The head of Southwest Airlines’ pilot union sees troubling cracks in the carrier’s operating metrics and has approved a plan to prepare the union in case Southwest responds by seeking to acquire another airline.

In a 16 March letter to members, Southwest Airlines Pilots Association (SWAPA) president Casey Murray blames Boeing’s delays in certificating the 737 Max 7 for leaving Southwest overly reliant on larger Max 8s, which he says have too many seats for many Southwest flights.

Southwest Airlines

Source: Pittsburgh International airport

Southwest is flying around more empty seats as a result, but has no little choice because it has long only operated 737s – factors that could prompt Southwest to seek a merger partner, says Murray’s letter.

“Last month, SWAPA made the decision to retain several law firms if Southwest attempts to acquire another carrier,” Murray writes. “To be clear, neither I nor anyone at SWAPA have any knowledge of an acquisition or merger in Southwest Airlines’ future. In fact, I hope a merger and/or acquisition never comes to pass.”

Southwest declines to comment.

The airline has been banking heavily on receiving new 737 Max 7s, the smallest variant of the Max family. The type, and earlier-generation 737-700s, are ideal for Southwest’s strategy of operating high-frequency flights with quick turnarounds.

But Boeing said in January that it needs to redesign the Max 7’s engine anti-ice system, pushing back certification – already long delayed – another year.
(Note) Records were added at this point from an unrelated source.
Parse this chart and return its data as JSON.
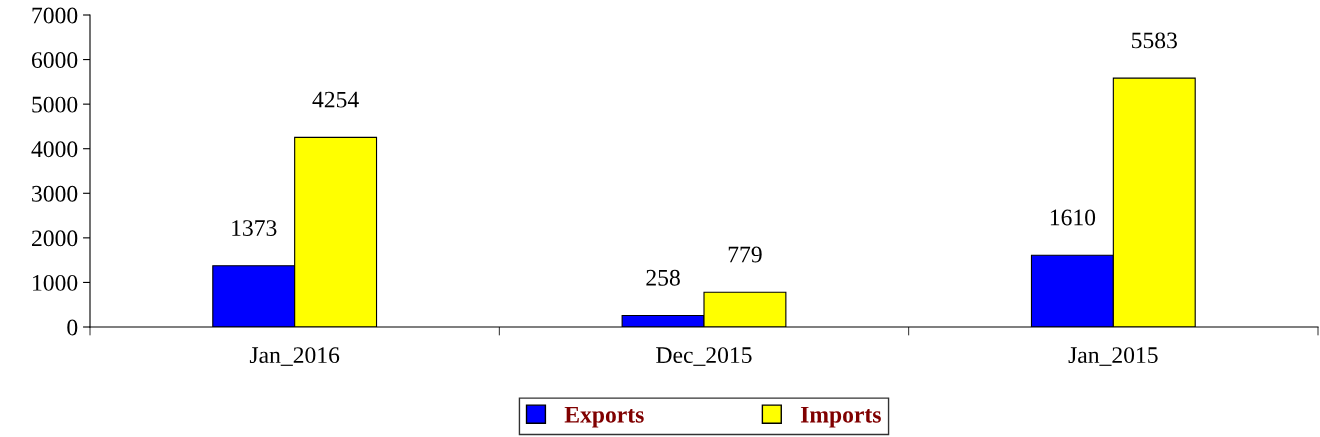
{
  "chart_data": {
    "type": "bar",
    "categories": [
      "Jan_2016",
      "Dec_2015",
      "Jan_2015"
    ],
    "series": [
      {
        "name": "Exports",
        "color": "#0000ff",
        "values": [
          1373,
          258,
          1610
        ]
      },
      {
        "name": "Imports",
        "color": "#ffff00",
        "values": [
          4254,
          779,
          5583
        ]
      }
    ],
    "ylim": [
      0,
      7000
    ],
    "yticks": [
      0,
      1000,
      2000,
      3000,
      4000,
      5000,
      6000,
      7000
    ],
    "grid": false,
    "legend": "bottom",
    "data_labels": true
  }
}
Southwest has since removed 737 Max 7s from its 2024 fleet plan and embarked on a cost-cutting initiative that includes slashing hiring. It now plans to pause pilot-hiring classes on 1 April and hire 60% fewer flight attendants this year than earlier planned. Southwest chief executive Bob Jordan also criticised Boeing, saying it “needs to become a better company”.

Murray says Southwest’s sole reliance on 737s brings “a level of risk” to the company, adding that recent events have left “many questioning if [the 737 Max 7] will ever be certified”.

The delays also forced Southwest to acquire more of the larger 737 Max 8s.

“We watched our [seat capacity] grow and load factors decline due to a supply/demand imbalance caused by flying too large an airplane in certain markets,” Murray says. “We may have now reached the point where we are no longer able to place the right-sized aircraft into the correct network segment.”

Such factors mean “business decisions must be re-evaluated”, which is why SWAPA decided to retain law firms.

“One of those firms would be an experienced labour firm tasked with protecting SWAPA pilots in a seniority list integration. The second – and possibly third – firm would handle the business and equity side of the transaction to ensure our pilots were invested in the capital of the new entity,” the letter says.